Robison never got to reach Newton Baker but took advice from those he met that “there was no disposition on the part of the Government (to) interfere with our work in general and that if pages 246-253, inclusive, were removed, there would be no known objection to the volume.” As a consequence, it is reasonable to conclude it was very shortly afterward that the the special ZG Watch Tower edition was printed.  As noted it adjusts the reference to patriotism and excludes the relevant passages from pages 247-253 which were largely quotes from two pacifist ministers. This strongly suggests its writing, printing and distribution to IBSA colporteurs and classes occurred almost immediately after Robison’s Washington episode on March 5, 1918, but prior to the Department of Justice banning distribution of the FM, in any form, as a violation of the Espionage Act just nine days later on March 14, 1918. The IBSA then immediately instructed colporteurs and class Secretaries to desist from selling the FM books and hold on to copies of the special ZG Watch Tower edition.

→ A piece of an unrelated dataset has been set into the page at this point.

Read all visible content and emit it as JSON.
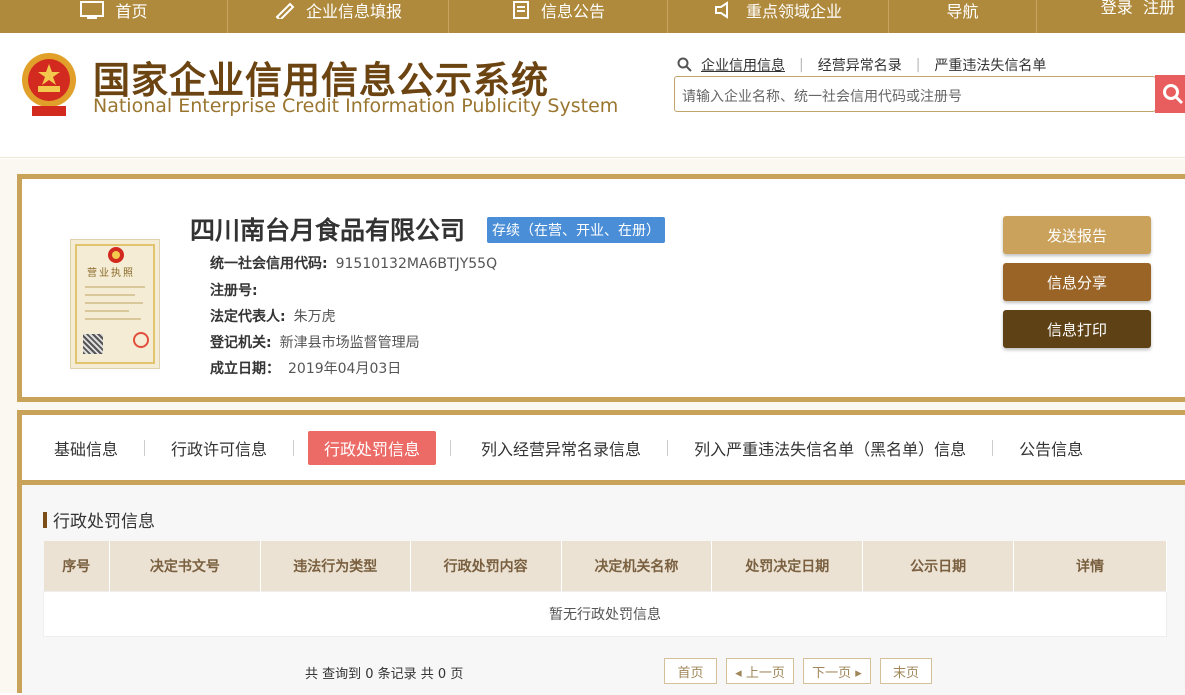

Thereafter, a belated normal edition of the Watch Tower dated March 1, 1918, was swiftly completed and sent out instead, but the fact that this was completed after the publication date is itself apparent since it makes reference to Woodward and Herr being arrested on March 4, Robison’s visit to Washington and then the banning of the book on March 14.


After the war the Brooklyn Eight were all released from prison and shortly thereafter all charges were dropped. Eventually the original text of the book was restored. Examining the 1924 boxed deluxe edition and also one of the final printings in 1927 (the 2,004,000 edition) it is noted that criticisms of “hatred” or “race hatred” or “German autocracy” had all disappeared. “Patriotism” was restored.

The book went out of print towards the end of the 1920s. A new explanation of Revelation and Ezekiel was to be given in Light (two books on Revelation in 1930) and Vindication (three books on Ezekiel in 1931-1932).